The former shadow chancellor, John McDonnell, has said in Long-Bailey’s defence that “criticism of the practices of the Israeli state is not anti-Semitic”, and that she therefore should not have been sacked for sharing an interview containing these criticisms. Meanwhile, those defending the former party leadership candidate online have been widely sharing a 2016 report from Amnesty International which states that thousands of US police officers have received training from the Israeli military and secret services; indeed, it is not disputed the the Israel Defense Forces have shared training with US police departments.
Those who find this allegation anti-Semitic do not dispute that international police forces share training in a manner of deep concern to international human rights watchdogs. What they do object to is the singling out of Israel in this allegation, when there is nothing to suggest that Israel played any greater part in Floyd’s death than the many other countries that share training with the US, and which also use aggressive restraining techniques. Why is the tragic killing of a black man at the hands of the police, in a country with a long history of racial discrimination and excessive force in policing, now being blamed on the world’s only Jewish-majority state, they ask?

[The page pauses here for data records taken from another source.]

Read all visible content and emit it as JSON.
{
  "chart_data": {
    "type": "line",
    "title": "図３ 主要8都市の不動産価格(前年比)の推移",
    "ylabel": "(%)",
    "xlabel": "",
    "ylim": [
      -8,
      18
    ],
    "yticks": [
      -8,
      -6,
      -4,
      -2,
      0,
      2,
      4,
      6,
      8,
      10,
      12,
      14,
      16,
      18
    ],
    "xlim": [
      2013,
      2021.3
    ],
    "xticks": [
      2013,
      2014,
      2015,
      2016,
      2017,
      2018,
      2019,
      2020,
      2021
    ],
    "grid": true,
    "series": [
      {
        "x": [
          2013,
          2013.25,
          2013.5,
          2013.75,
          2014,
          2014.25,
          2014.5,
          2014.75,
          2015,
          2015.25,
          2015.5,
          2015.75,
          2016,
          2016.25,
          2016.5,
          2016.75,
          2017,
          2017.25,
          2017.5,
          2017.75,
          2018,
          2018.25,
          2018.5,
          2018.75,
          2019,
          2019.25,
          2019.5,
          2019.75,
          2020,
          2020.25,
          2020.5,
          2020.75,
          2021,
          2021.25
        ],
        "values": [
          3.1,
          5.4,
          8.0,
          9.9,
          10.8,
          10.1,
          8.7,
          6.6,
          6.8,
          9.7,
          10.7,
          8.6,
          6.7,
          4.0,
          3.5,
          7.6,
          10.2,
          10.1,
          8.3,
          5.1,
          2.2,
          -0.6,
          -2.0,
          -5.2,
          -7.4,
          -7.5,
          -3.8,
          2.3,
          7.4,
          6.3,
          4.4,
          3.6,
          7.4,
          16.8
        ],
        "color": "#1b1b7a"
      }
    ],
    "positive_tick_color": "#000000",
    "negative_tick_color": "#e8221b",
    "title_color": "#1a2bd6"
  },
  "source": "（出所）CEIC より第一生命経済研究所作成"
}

Amnesty International has now issued a clarification that its report does not show any evidence of “neck kneeling” as a technique taught by the Israeli secret services, nor evidence that the Minnesota police force received training from the Israeli secret services.
In a statement to the New Statesman, the organisation said: “For years, we’ve documented appalling crimes under international law and human rights violations meted out to Palestinians by members of the Israeli security forces, though the precise nature of the training offered to US police forces by Israeli officials is not something we’ve documented.
“Allegations that US police were taught tactics of ‘neck kneeling’ by Israeli secret services is not something we’ve ever reported and the article in question has rightly been amended to acknowledge that.
“The US police themselves have a longstanding record of using excessive force against members of the public – including Black Lives Matter protesters, something we reported on earlier this week.”
Peake herself has now retracted her earlier comments, saying in a statement: “I was inaccurate in my assumption of American police training and its sources. I find racism and antisemitism abhorrent and I in no way wished, nor intended, to add fodder to any views of the contrary.”